LLMem: Estimating GPU Memory Usage for Fine-Tuning Pre-Trained LLMs
Taeho Kim, Yanming Wang, Vatshank Chaturvedi, Lokesh Gupta, Seyeon Kim, Yongin Kwon, Sangtae Ha
TL;DR
This work tackles GPU memory bottlenecks in fine-tuning large language models by proposing LLMem, a memory-estimation framework that predicts peak memory usage for single- and multi-GPU distributed fine-tuning and selects the fastest viable method. It extends previous work like DNNMem with explicit modeling for transformer and lm_head memory, mixed-precision, and multi-GPU parallelism (CDP, ADP, TP, DP+TP). The authors demonstrate that LLMem achieves high accuracy, with peak-memory error rates as low as $1.6\%$ on a single GPU and about $3.0\%$ on multi-GPU setups for models over a billion parameters, while DNNMem underperforms in these scenarios. The approach yields a practical decision algorithm that balances memory constraints and fine-tuning speed, enabling faster, OOM-free tuning and informing when CPU offloading may be necessary.
Abstract
Fine-tuning pre-trained large language models (LLMs) with limited hardware presents challenges due to GPU memory constraints. Various distributed fine-tuning methods have been proposed to alleviate memory constraints on GPU. However, determining the most effective method for achieving rapid fine-tuning while preventing GPU out-of-memory issues in a given environment remains unclear.
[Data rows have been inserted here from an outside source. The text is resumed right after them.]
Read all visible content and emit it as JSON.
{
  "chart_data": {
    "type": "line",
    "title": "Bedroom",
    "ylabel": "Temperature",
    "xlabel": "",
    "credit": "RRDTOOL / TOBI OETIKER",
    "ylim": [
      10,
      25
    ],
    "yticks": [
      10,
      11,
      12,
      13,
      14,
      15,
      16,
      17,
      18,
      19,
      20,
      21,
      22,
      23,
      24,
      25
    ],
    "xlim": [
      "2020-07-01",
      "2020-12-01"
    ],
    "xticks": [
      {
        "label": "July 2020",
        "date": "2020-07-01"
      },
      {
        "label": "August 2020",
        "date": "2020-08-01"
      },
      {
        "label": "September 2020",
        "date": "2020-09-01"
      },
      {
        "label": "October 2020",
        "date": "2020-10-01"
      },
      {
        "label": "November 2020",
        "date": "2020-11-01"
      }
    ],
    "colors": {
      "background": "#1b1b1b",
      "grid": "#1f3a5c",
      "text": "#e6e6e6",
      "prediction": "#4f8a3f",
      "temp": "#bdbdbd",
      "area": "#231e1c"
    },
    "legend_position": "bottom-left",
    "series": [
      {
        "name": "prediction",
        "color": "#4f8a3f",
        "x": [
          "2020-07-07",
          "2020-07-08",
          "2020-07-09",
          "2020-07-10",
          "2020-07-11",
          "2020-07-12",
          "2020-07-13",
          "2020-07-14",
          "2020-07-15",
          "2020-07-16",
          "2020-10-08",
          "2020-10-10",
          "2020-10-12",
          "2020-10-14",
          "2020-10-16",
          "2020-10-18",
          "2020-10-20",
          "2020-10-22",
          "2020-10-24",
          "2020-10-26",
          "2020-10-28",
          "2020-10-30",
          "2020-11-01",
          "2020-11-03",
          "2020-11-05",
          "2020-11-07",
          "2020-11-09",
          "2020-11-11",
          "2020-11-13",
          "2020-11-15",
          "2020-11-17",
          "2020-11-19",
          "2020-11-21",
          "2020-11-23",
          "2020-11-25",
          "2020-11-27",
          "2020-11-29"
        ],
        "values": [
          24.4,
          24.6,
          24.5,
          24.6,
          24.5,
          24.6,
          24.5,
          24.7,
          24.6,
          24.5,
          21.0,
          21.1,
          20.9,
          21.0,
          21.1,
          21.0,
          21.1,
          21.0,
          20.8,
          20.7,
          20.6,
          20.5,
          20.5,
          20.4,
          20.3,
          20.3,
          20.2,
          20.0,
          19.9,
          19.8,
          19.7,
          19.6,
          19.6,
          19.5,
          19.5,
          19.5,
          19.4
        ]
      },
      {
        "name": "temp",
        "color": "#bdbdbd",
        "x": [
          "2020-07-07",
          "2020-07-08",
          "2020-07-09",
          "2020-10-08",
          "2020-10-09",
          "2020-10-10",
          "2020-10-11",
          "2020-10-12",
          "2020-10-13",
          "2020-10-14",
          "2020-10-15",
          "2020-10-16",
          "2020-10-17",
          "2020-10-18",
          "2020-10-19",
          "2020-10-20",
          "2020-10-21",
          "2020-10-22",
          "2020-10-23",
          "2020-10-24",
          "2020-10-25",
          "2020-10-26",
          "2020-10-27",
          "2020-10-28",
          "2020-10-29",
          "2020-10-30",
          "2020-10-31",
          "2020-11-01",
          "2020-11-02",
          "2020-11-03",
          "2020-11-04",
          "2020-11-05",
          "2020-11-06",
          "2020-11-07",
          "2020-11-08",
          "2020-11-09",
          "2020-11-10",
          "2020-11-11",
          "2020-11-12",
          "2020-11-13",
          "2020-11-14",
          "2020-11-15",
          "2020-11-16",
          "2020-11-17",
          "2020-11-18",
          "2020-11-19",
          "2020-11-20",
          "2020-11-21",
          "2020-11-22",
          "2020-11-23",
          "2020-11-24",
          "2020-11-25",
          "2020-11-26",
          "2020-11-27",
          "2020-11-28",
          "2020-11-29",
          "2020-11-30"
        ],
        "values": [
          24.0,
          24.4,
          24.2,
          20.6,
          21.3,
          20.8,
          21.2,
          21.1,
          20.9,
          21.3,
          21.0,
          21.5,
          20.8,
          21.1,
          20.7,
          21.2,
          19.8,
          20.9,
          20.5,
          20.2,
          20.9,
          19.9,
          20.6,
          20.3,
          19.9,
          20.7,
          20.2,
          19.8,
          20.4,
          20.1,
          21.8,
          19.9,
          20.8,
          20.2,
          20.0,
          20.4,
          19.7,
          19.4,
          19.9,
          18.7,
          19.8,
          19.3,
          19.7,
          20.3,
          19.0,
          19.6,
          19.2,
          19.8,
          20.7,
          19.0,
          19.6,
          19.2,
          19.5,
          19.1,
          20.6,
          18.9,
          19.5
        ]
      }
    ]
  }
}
To address this challenge, we introduce LLMem, a solution that estimates the GPU memory consumption when applying distributed fine-tuning methods across multiple GPUs and identifies the optimal method. We conduct GPU memory usage estimation prior to fine-tuning, leveraging the fundamental structure of transformer-based decoder models and the memory usage distribution of each method. Experimental results show that LLMem accurately estimates peak GPU memory usage on a single GPU, with error rates of up to 1.6%. Additionally, it shows an average error rate of 3.0% when applying distributed fine-tuning methods to LLMs with more than a billion parameters on multi-GPU setups.